Gli ‘inferni organizzati’ nel reportage di Sagnet e Palmisano
BARI. Dati che si intrecciano alle storie di caporali e braccianti, delle forme di sistemazione della schiavitù dietro casa nell’Italia di oggi. E’ quanto mette sotto i nostri occhi il reportage Ghetto Italia di Yvan Sagnet e Leo Palmisano edito da Fandango e presentato venerdì presso la libreria Laterza di Bari.
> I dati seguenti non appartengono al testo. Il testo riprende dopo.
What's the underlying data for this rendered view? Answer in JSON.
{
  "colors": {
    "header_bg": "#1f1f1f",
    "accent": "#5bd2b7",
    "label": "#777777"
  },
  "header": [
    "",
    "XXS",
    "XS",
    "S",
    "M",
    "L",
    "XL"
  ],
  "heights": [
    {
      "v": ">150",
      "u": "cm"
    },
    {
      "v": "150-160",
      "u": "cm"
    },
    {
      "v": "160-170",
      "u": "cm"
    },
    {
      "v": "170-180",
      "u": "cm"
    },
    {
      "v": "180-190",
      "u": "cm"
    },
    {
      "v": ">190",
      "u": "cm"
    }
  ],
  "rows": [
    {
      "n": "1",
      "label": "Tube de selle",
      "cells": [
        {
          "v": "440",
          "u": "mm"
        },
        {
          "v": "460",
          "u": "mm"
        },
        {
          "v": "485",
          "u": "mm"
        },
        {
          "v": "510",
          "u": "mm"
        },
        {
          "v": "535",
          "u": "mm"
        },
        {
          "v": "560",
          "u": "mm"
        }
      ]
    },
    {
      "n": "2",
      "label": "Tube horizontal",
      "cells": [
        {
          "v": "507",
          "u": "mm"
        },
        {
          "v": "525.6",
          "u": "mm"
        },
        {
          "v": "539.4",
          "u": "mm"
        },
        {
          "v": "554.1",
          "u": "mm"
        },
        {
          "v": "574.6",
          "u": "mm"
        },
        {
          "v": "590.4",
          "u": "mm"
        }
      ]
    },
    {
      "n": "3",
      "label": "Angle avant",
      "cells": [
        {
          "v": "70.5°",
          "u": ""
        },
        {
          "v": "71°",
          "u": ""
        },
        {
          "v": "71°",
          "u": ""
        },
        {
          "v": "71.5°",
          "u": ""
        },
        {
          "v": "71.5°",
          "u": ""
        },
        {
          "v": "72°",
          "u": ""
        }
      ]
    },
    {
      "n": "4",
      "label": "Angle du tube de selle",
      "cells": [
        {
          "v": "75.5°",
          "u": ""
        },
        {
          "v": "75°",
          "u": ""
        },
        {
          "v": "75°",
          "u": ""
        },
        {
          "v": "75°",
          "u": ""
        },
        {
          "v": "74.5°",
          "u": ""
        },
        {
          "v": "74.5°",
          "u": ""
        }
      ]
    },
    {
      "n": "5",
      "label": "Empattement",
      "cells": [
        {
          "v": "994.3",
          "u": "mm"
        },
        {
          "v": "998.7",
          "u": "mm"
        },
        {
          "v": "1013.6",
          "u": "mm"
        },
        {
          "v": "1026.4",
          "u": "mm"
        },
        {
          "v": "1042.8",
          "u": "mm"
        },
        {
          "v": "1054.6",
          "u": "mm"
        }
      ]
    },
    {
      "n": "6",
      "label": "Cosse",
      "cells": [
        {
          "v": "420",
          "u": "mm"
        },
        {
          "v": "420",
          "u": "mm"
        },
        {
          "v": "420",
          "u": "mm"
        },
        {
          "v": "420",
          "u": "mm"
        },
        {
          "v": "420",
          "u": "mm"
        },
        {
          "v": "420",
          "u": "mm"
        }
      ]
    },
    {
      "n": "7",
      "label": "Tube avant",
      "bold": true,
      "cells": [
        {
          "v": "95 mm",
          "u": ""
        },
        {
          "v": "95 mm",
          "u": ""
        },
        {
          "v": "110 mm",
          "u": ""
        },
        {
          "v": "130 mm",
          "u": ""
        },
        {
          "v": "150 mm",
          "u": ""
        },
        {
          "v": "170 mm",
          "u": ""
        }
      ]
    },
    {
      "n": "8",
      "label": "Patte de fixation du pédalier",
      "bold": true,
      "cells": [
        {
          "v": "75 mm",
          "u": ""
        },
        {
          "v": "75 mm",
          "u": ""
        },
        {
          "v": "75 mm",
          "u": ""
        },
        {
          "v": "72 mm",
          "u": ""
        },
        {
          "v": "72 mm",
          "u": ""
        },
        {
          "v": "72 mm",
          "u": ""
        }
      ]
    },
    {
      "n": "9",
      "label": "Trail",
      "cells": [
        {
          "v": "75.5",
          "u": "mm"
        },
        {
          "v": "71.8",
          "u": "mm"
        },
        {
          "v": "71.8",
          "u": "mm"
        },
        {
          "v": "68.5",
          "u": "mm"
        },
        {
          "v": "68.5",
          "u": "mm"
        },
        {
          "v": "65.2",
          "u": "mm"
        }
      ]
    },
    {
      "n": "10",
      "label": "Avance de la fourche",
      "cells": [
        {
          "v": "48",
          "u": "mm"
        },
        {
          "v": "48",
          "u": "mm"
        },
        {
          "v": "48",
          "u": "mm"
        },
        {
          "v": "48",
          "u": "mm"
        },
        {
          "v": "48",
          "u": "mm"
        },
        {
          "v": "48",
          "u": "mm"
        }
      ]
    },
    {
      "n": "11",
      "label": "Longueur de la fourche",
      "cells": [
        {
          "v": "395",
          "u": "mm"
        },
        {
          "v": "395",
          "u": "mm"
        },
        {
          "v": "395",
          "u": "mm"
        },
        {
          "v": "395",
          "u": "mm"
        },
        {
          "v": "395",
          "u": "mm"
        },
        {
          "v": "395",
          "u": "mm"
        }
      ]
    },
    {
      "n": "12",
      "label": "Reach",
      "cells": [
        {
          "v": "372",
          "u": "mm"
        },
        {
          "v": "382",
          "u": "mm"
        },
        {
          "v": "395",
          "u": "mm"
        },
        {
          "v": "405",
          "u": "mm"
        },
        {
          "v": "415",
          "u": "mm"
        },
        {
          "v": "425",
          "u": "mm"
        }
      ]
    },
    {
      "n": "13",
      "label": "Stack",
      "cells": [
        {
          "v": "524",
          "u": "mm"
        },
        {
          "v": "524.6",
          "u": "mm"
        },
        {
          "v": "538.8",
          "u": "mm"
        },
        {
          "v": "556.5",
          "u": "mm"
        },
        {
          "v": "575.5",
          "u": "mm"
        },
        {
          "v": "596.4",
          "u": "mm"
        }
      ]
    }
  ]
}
A presentarlo Angelo Rossano, caporedattore del Corriere del Mezzogiorno, Dario Stèfano, senatore già assessore regionale all’agricoltura e Giuseppe De Leonardis, segretario generale Flai-Cgil Puglia. Inferni organizzati i ghetti dei braccianti agricoli, assembramenti in cui non trovi solo baracche, ma un bordello, un ristorante, il meccanico, chi ti ripara il cellulare, il tutto gestito e organizzato dalle famiglie dei caporali che sopperiscono ai bisogni dei lavoratori a prezzi che corrispondo al loro bisogno personale di rapina. Una situazione simile in tutta la penisola ma che assume forme più preoccupanti in Puglia dove 36mila aziende – dati Cgil – si nascondono dietro forme di contratti stagionali (lì dove i contratti ci sono) per abbassare la richiesta di diritti dei lavoratori.
Peggio va ai braccianti che vivono nei ghetti: se la paga giornaliera del lavoratore stagionale straniero è sui 20 – 25 euro a giornata (i contratti collettivi di lavoro non vengono rispettati) una buona 10 euro di quella misera paga torna nelle mani del caporale che è l’unico a offrire servizi per i nostri schiavi invisibili, dal trasporto, al panino a 5 euro, alla bottiglia d’acqua a 1 euro e 50. I lavoratori “ schiavi, relegati a una condizione di apartheid, sono insomma portatori di bisogni che vengono soddisfatti da un sistema illegale a pagamento, lo sa bene Yvan Sagnet che da quei campi di lavoro inumani ci è passato, denunciandone i soprusi fino a capeggiare la rivolta nelle campagne di Nardò nel 2011 e portando all’arresto di 16 caporali.
E la Capitanata? è un territorio a sè in Puglia, gestito dalla criminalità organizzata campana. Ancor prima di Rignano Garganico, è Borgo Mezzanone “ secondo le impressioni di Palmisano “ il ghetto peggiore fra quelli da noi visitati: lì, dietro il CARA, c’è un CARA informale di persone che hanno avuto il permesso di soggiorno ma che rimangono perchè non sanno che altro fare. Lì i bambini giocano nei rifiuti, fuori c’è l’indifferenza e il silenzio della Capitanata dove tutti sanno e nessuno vede.
Che fare dunque? Sagnet e Palmisano lanciano tre proposte alla politica per mettere a freno il caporalato: attuare piani di trasporto per i lavoratori delle campagne, poichè è soprattutto attraverso questo mezzo che i caporali cementano il loro potere; non far accedere a finanziamenti pubblici quelle imprese che non rispettano la dignità del lavoratore e pretendere anche dalle multinazionali la certificazione della qualità del lavoro; ridare senso al collocamento pubblico (i datori di lavoro in cerca di manodopera solitamente si rivolgono direttamente ai caporali e non ai centri d’impiego). L’appello alla politica affinchè colmi le sue attuali mancanze, però, non lascia nessuno di noi, insensibili a quanto accade nelle nostre campagne, esente dal poter avere la coscienza a posto: e mi domando cosa siamo, noi, se mangiando un mandarino a tavola, d’inverno, non sentiamo il sapore amaro della prigionia.